Wali Kota Palangka Raya Fairid Naparin menjelaskan, PTSL merupakan program strategis nasional dari Kementerian Agraria dan Tata Ruang/Badan Pertanahan Nasional (ATR/BPN), terus dimanfaatkan pemerintah daerah untuk mendorong kepastian hukum atas kepemilikan tanah masyarakat.
“Kita banyak program nasional yang kita tarik ke sini. Termasuk PTSL. Memang ada yang sudah keluar sertifikatnya, ada juga yang masih berproses,” ujar Fairid, Selasa (3/2/2026).
Ia menjelaskan, pengajuan yang belum terbit bukan berarti ditolak. Sejumlah berkas masih dalam tahap verifikasi administrasi dan koordinasi lintas instansi.

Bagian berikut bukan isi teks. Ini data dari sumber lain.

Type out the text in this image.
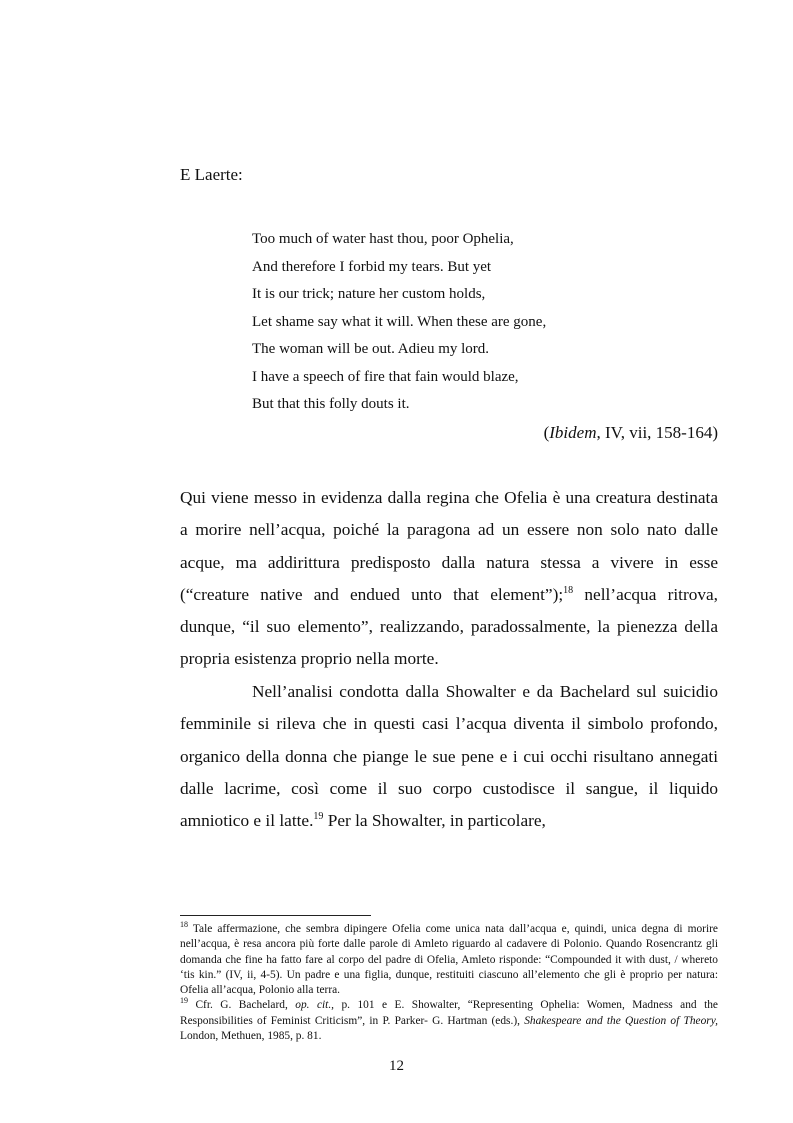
E Laerte:

Too much of water hast thou, poor Ophelia,
And therefore I forbid my tears. But yet
It is our trick; nature her custom holds,
Let shame say what it will. When these are gone,
The woman will be out. Adieu my lord.
I have a speech of fire that fain would blaze,
But that this folly douts it.

(Ibidem, IV, vii, 158-164)

Qui viene messo in evidenza dalla regina che Ofelia è una creatura destinata a morire nell’acqua, poiché la paragona ad un essere non solo nato dalle acque, ma addirittura predisposto dalla natura stessa a vivere in esse (“creature native and endued unto that element”);$^{18}$ nell’acqua ritrova, dunque, “il suo elemento”, realizzando, paradossalmente, la pienezza della propria esistenza proprio nella morte.

Nell’analisi condotta dalla Showalter e da Bachelard sul suicidio femminile si rileva che in questi casi l’acqua diventa il simbolo profondo, organico della donna che piange le sue pene e i cui occhi risultano annegati dalle lacrime, così come il suo corpo custodisce il sangue, il liquido amniotico e il latte.$^{19}$ Per la Showalter, in particolare,

$^{18}$ Tale affermazione, che sembra dipingere Ofelia come unica nata dall’acqua e, quindi, unica degna di morire nell’acqua, è resa ancora più forte dalle parole di Amleto riguardo al cadavere di Polonio. Quando Rosencrantz gli domanda che fine ha fatto fare al corpo del padre di Ofelia, Amleto risponde: “Compounded it with dust, / whereto ‘tis kin.” (IV, ii, 4-5). Un padre e una figlia, dunque, restituiti ciascuno all’elemento che gli è proprio per natura: Ofelia all’acqua, Polonio alla terra.

$^{19}$ Cfr. G. Bachelard, op. cit., p. 101 e E. Showalter, “Representing Ophelia: Women, Madness and the Responsibilities of Feminist Criticism”, in P. Parker- G. Hartman (eds.), Shakespeare and the Question of Theory, London, Methuen, 1985, p. 81.

12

“Bukan berarti ditolak. Ada yang datanya sudah masuk di kelurahan, tapi belum keluar. Itu masih kami coba ajukan kembali,” katanya.
Menurut Fairid, salah satu kendala yang dihadapi adalah status sebagian lahan yang masih tercatat sebagai kawasan hutan. Kondisi tersebut membuat proses sertifikasi belum dapat dilanjutkan sebelum ada kejelasan status dari pemerintah pusat.

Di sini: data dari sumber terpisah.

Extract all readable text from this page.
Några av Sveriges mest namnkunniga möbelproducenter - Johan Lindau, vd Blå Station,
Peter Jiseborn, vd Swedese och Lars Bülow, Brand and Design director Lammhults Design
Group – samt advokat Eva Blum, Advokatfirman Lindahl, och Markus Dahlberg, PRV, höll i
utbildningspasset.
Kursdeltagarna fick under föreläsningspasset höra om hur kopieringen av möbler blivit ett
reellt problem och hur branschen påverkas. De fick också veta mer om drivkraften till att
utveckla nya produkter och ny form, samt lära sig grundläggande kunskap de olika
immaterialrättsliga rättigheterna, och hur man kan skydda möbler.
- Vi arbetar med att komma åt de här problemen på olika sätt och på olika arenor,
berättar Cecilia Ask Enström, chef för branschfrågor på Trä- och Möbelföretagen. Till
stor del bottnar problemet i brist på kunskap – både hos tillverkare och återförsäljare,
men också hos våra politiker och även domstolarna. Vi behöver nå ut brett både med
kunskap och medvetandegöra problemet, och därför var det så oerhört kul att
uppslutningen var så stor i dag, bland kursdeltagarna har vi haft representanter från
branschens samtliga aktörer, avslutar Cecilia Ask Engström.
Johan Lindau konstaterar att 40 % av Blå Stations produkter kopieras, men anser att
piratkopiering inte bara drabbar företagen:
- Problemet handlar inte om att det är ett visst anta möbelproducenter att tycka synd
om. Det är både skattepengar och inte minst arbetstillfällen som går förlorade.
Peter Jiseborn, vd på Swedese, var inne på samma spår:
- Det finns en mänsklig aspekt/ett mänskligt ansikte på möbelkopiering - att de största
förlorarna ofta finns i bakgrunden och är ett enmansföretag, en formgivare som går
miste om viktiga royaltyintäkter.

Padahal secara faktual, lahan tersebut telah lama dikuasai dan dimanfaatkan masyarakat sebagai permukiman maupun usaha.
Karena itu, pemerintah daerah berencana kembali mengajukan lahan-lahan tersebut agar dapat diproses legalisasinya sesuai ketentuan yang berlaku.
“Kami coba ajukan kembali, terutama untuk kawasan yang secara status masih hutan, tapi secara existing sudah dikuasai masyarakat. Kalau memang bisa dilegalkan untuk warga, kenapa tidak,” ujarnya.
Ia menegaskan, langkah tersebut bukan untuk kepentingan swasta, melainkan untuk memberikan kepastian hukum bagi masyarakat sekaligus memperkuat administrasi pertanahan di daerah.
Baca juga: Penantian 31 Tahun Muhriani Akhirnya Miliki Sertifikat Tanah di Palangkaraya Melalui Program PTSL
Baca juga: Isu Ekspansi Ritel Modern Mencuat, Wali Kota Palangka Raya Tegaskan Perizinan Lewat OSS
Menurutnya, apabila lahan telah tersertifikasi secara sah, maka selain memberikan kepastian hukum bagi pemiliknya, juga akan berdampak pada peningkatan potensi Pendapatan Asli Daerah (PAD), termasuk dari sektor pajak bumi dan bangunan (PBB).
Terkait tindak lanjut, Fairid mengatakan pemerintah daerah akan kembali menanyakan perkembangan pengajuan tersebut setelah momentum Lebaran.